A blog to welcome my I'm-never-coming-back return to St. Louis, complete with non-trained, non-scientific restaurant reviews, cooking adventures, and whatever else comes to mind.

Tuesday, August 31, 2010

The Unabashed Glutton's Diatribe About Stupid Restaurant Tag Lines

Saint Louis recently celebrated its Restaurant Week, a week where participating restaurants prepare a prix fixe menu at a set price (this year 25 dollars). The event organizers did a nice job of designing a website that made it easy to explore the various menus as well as reserve a spot via Open Table. In conjunction with Restaurant Week, the charitable organization "Operation Food Search" was running a campaign to add an "extra helping" to your check for a donation to its cause.

I had 28 restaurants to choose among, and I had only been to two or three previously, so the first task was making a selection. After scouring over each and every menu, I decided on Mosiac Modern Fusion (?) Tapas, which was generously offering a five-course menu instead of the customary three-course.

Mosaic has moved sometime in the last four years from where Tim had his first experience ("like a bar") to where it is currently, with an upscale lounge and separate dining room outfitted with high-back booths and tall windows for great Washington Avenue people watching.

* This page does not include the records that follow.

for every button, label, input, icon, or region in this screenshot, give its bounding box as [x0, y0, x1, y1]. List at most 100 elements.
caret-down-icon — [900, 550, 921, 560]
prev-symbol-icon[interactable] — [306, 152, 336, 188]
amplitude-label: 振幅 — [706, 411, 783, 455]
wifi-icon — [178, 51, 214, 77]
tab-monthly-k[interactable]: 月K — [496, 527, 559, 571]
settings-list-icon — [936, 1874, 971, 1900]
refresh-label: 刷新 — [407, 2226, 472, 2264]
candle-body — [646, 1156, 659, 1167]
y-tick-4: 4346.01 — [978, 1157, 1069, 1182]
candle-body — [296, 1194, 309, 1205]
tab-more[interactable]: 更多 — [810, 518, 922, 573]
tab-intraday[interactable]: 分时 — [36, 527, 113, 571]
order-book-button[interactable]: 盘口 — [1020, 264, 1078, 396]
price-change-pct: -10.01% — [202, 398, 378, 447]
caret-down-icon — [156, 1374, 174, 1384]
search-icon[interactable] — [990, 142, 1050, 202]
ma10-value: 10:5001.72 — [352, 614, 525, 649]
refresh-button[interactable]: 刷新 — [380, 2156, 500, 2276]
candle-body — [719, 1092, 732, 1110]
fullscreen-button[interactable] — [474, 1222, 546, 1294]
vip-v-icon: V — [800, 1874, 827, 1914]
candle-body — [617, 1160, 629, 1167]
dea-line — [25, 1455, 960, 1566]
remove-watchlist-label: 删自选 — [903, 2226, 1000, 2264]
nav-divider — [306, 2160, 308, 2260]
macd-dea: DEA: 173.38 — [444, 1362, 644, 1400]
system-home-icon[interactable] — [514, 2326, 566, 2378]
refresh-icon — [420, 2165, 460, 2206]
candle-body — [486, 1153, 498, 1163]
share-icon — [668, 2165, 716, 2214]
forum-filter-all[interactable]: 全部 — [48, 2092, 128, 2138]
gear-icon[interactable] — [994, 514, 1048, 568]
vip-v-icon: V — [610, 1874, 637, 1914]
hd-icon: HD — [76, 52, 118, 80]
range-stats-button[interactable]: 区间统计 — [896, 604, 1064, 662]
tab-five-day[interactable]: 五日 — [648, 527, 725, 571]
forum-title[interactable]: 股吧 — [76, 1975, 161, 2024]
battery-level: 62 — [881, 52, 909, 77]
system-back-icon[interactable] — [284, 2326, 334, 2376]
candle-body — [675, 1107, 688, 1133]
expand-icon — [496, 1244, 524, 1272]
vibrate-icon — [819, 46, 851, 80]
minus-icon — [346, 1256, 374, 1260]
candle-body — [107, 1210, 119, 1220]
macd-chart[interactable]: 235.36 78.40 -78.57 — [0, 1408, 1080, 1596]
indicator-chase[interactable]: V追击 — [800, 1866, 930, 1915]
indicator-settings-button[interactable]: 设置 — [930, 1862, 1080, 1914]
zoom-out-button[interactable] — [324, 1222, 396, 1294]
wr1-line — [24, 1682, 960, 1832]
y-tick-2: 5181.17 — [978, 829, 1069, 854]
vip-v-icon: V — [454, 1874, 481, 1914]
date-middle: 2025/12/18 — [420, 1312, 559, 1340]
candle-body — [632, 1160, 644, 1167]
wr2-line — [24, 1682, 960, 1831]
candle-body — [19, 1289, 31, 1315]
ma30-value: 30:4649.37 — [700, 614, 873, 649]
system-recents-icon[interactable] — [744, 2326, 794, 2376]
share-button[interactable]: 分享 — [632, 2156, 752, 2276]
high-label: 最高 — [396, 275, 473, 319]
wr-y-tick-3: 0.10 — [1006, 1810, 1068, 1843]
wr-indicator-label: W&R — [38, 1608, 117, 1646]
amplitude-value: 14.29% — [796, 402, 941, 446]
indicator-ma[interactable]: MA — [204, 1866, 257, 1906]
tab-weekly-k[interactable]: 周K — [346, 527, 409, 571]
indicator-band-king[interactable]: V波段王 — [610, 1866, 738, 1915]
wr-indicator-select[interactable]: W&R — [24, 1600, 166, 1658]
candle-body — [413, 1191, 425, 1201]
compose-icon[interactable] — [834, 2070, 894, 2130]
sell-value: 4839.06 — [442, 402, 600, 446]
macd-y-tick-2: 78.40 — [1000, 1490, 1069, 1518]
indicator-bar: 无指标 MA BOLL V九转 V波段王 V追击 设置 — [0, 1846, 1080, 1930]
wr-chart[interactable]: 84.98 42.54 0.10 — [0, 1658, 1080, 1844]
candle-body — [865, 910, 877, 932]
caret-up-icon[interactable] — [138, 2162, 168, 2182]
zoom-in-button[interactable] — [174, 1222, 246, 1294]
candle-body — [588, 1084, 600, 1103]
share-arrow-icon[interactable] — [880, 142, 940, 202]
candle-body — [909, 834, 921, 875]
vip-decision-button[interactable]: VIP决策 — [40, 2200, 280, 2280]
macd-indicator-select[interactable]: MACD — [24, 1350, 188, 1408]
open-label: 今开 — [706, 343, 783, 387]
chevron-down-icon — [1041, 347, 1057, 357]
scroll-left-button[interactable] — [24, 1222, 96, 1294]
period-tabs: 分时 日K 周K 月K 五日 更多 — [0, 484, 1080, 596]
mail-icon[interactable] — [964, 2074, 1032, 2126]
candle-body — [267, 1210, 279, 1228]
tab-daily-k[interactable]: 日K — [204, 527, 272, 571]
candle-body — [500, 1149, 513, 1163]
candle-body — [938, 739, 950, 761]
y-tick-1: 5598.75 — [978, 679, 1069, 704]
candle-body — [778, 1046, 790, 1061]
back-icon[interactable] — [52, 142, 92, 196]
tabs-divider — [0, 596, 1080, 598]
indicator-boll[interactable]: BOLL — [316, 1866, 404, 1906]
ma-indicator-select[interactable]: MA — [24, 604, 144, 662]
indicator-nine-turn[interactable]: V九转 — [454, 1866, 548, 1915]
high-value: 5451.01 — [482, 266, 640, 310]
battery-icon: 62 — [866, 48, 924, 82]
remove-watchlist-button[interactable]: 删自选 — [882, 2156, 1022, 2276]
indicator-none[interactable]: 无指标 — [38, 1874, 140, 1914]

The first course-the 'Amuse Bouche'-not really a course at all but a mini-tapa (tapita?) sort of adventure complete with truffle foam (huh?) and greenish something. It was just ok. Tim would have rather had a basket of bacon and I would have rather had something I could have copied to make at home, or better yet, identify. The second and third courses were soup and salad. Tim went traditional (safe) with baked potato soup and I ventured out with the watermelon/sriracha chilled soup. Now, if you know me well, you know I don't touch ANY melon, ever. However, it is not the taste but the texture and all puried up baby food style, this soup was a tasty, spicy concoction. We both had the arugula salad with a soft boiled egg to smoosh all over the place along with "speck" (just say bacon, for Christ's sake).

The main courses did leave a bit to be desired. Tim had 21-day dry aged sliced NY strip (meh) with fried manchego balls, which sound really awesome but tasted like fried dough. I had the king crab over foie gras (ha Chicago) and truffle emulsion, just because it sounded uber-expensive. Just sounded, not tasted.

Although we were ordering from the prix fixe menu and didn't venture into Mosaic's odd and somewhat limited tapas offerings, I have to make a comment here on its cuisine description, of which it is very proud, "modern fusion tapas." What the hell does that mean? The mere fact that you're using a Spanish word should imply Spanish food. Otherwise just say small plates. "Modern?" This allows Mosaic to use weird shit like foam and green stuff. And "Fusion"-I guess this is what allows to usage of the now colloquial "tapas." If we use manchego, we can call anything we want tapas. Hell, I'm calling tortilla chips tapas from now on. As long as they're a small portion and overpriced. Soapbox.